Frane e alluvioni, il rischio idrogeologico in Italia: numeri e criticità
Secondo i dati aggiornati, il 9,5% del territorio italiano è classificato ad alto o altissimo rischio frana, con un incremento rilevante della superficie soggetta a dissesto idrogeologico. Oggi, quasi il 94% dei comuni presenta forme di rischio tra frane, alluvioni ed erosione costiera. In particolare, oltre 1,28 milioni di italiani abitano in zone a rischio frana, mentre circa 6,8 milioni sono esposti ad alluvioni.
Negli ultimi venti anni, oltre 226 persone sono morte a causa di eventi legati a frane e alluvioni, che hanno colpito soprattutto regioni montuose e collinari dove la morfologia fragile si somma all’espansione urbanistica incontrollata. Il territorio italiano è infatti per il 75% collinare o montano, con un sottosuolo prevalentemente composto da argilla e sabbia, particolarmente soggetto a erosione e smottamenti.
La necessità di un piano straordinario di manutenzione
Francesco Vincenzi evidenzia come nel triennio recente quasi 7.600 località italiane siano state interessate da eventi meteorologici estremi, tra tornado, piogge intense e grandinate. “Un piano straordinario di manutenzione del territorio è la prima opera pubblica di cui il Paese ha bisogno”, afferma, sottolineando l’importanza di un cambio culturale verso la prevenzione civile e la resilienza climatica.
Massimo Gargano, direttore generale di Anbi, ricorda che la sicurezza idrogeologica rappresenta la base imprescindibile per ogni strategia di sviluppo. L’aumento delle aree urbanizzate su terreni ad alto rischio accentua la vulnerabilità, rendendo urgente la pianificazione e l’attuazione di interventi mirati.

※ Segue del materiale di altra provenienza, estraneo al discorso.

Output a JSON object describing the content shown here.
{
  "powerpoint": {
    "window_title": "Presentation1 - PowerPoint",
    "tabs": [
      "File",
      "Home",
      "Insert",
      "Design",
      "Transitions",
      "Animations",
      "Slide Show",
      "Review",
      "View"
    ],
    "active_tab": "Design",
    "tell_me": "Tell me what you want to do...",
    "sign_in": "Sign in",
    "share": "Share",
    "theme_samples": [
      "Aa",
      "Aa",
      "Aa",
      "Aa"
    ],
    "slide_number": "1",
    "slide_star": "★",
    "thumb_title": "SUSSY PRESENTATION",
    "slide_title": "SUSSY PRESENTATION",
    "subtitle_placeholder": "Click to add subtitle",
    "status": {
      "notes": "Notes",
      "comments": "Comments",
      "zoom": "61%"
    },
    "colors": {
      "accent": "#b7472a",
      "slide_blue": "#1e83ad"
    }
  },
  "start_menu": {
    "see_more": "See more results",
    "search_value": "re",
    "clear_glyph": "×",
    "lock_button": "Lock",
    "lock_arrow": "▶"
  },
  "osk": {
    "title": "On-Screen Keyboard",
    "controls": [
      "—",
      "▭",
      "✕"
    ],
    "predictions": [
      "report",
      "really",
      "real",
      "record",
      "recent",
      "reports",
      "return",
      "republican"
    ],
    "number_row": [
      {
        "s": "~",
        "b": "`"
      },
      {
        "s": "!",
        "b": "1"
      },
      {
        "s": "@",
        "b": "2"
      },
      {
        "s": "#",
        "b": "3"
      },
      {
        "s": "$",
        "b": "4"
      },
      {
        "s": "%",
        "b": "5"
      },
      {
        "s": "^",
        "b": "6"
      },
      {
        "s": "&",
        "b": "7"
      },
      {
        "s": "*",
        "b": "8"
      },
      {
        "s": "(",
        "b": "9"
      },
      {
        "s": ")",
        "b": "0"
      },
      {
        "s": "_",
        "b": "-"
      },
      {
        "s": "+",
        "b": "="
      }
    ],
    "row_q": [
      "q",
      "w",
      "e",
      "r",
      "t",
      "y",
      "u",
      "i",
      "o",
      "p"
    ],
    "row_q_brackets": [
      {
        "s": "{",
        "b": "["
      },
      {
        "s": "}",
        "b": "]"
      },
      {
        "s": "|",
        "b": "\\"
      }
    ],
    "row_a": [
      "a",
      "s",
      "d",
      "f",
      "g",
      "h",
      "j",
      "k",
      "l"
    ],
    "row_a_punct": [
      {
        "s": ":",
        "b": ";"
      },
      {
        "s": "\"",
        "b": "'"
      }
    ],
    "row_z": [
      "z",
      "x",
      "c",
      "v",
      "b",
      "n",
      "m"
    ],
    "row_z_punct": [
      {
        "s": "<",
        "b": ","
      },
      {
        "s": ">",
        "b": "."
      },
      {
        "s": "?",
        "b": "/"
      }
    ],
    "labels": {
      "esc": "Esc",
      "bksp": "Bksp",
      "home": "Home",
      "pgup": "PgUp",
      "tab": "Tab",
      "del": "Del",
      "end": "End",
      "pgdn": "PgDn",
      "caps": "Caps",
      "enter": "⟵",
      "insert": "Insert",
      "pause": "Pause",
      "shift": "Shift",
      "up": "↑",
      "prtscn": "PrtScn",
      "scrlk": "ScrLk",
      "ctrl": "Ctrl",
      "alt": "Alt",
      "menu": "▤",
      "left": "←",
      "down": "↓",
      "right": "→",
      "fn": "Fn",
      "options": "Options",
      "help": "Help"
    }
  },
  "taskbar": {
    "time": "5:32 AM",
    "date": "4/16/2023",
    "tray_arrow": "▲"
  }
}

Gli sforzi finora effettuati risultano insufficienti: servono oltre 33 miliardi di euro e più di 10.000 opere per mettere in sicurezza il territorio, ma la spesa reale è stata molto inferiore, con tempi di realizzazione troppo lunghi e una complessa burocrazia che rallenta i cantieri.
Il caso di Niscemi, comune siciliano di circa 24.600 abitanti situato su un altopiano argilloso e soggetto a eventi franosi, è emblematico della fragilità del Paese, dove la manutenzione e la prevenzione rimangono sfide cruciali per la sicurezza dei cittadini e la tutela del territorio.